Solve: $4{{x}^{2}}-3x-7$

Answer 1

Hint: In the question we are given a quadratic equation. To solve this we will use the method of factorisation or middle term splitting to simplify our given equation and then we will find the roots of our given equation.

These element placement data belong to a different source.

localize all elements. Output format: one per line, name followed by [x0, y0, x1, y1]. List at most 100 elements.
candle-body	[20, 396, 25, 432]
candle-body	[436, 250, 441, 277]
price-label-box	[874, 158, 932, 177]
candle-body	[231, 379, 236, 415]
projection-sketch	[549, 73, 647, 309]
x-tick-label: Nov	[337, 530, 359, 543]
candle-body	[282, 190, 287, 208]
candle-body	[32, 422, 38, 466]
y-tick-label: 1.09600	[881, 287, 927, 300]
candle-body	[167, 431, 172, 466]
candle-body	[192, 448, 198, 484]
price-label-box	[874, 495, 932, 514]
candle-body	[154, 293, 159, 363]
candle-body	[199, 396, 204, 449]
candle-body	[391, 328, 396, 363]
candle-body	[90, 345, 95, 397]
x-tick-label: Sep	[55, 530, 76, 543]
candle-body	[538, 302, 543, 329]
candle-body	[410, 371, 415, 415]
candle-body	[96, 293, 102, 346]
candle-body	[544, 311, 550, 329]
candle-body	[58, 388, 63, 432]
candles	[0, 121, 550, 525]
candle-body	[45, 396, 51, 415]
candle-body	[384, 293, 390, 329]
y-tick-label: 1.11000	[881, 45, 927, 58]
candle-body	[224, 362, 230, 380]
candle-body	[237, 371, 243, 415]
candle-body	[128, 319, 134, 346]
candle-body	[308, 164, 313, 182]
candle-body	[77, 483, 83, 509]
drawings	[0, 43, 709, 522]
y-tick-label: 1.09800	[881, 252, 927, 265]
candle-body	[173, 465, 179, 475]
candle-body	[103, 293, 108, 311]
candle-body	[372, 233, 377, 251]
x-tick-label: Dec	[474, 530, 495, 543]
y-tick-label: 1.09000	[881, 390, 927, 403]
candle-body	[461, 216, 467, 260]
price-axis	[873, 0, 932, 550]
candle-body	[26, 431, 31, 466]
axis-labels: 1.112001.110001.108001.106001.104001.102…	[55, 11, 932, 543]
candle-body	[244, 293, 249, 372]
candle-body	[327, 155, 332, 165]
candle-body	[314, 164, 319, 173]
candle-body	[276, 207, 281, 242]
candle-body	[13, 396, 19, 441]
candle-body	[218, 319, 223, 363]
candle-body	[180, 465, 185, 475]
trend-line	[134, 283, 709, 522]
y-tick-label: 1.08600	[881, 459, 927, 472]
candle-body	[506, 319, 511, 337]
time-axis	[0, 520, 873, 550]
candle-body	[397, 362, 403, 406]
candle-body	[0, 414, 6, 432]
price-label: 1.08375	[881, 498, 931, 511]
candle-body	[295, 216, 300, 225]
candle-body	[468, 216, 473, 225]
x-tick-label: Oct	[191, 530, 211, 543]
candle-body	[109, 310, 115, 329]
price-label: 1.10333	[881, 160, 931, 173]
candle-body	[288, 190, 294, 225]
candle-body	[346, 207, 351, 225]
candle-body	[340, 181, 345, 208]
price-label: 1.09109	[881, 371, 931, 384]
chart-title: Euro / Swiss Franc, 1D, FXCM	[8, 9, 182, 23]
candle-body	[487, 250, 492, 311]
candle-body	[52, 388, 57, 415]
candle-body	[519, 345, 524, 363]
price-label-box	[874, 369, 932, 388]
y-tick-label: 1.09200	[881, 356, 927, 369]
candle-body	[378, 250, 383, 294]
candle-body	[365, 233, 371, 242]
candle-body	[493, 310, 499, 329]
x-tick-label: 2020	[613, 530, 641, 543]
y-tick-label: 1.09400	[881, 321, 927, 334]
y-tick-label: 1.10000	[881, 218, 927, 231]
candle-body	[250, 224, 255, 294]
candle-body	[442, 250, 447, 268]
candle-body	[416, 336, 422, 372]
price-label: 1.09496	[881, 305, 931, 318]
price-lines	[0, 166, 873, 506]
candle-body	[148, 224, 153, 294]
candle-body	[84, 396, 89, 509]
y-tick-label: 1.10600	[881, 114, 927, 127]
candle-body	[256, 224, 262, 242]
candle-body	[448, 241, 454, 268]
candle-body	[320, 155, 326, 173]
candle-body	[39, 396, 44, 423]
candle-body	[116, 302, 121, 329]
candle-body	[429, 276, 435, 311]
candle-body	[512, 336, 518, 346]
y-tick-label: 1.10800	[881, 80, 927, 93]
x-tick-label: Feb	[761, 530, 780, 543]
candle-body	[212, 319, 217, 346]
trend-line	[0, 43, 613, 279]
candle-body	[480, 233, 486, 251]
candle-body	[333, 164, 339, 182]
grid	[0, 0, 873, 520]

Complete step by step answer:
In the question we are given a quadratic equation:
$4{{x}^{2}}-3x-7$
We will solve this quadratic equation using factorisation or middle term splitting
In the quadratic equation we will split middle term that is $-3x$ in two terms such that if we will add or subtract these terms we will get $-3x$ and if we multiply these terms then we will get product of other two terms $4{{x}^{2}}\times -7=-28{{x}^{2}}$
So we will split $-3x$ as $4x$ and $-7x$
If we add these two terms we will get $-3x$
$4x+(-7x)=-3x$
And if we multiply these two terms we will get $-28{{x}^{2}}$
$4x\times -7x=-28{{x}^{2}}$
Now we will replace $-3x$ with $4x-7x$
$-3x=4x-7x$
So our equation becomes.
$4{{x}^{2}}+4x-7x-7$
Now we will try to make factors of these equations.
$\begin{align}
  & 4{{x}^{2}}+4x-7x-7 \\
 & \Rightarrow 4x(x+1)-1(x+1) \\
 & \Rightarrow (4x-1)(x+1) \\
\end{align}$
If we substitute this equation equal to $0$
$4{{x}^{2}}-3x-7=0$
We can also write it as
$(4x-1)(x+1)=0$
Which will give us two conditions.
That are
Either $4x-1=0$ or $x+1=0$
If $4x-1=0$ then
$4x-1=0$
Transposing $1$ to right hand side
$\Rightarrow 4x=1$
Transposing $4$ to the right hand side.
$\Rightarrow x=\dfrac{1}{4}$
$\therefore x=\dfrac{1}{4}$ is the root of our given equation.
If $x+1=0$
Transposing $1$ to the right hand side.
$\Rightarrow x=-1$
$\therefore x=-1$ is the root of our given equation.
So there are two roots of our given quadratic equation and that are
$x=\dfrac{1}{4}$ And $x=-1$
Hence $x=\dfrac{1}{4}$ and $x=-1$ is our required solution.

Note:
A quadratic equation can have a maximum of two roots. There is a possibility that a quadratic equation has only one root or does not have any root. We can solve quadratic equations using three methods named as factorisation or middle term splitting, discriminant method and completing the square.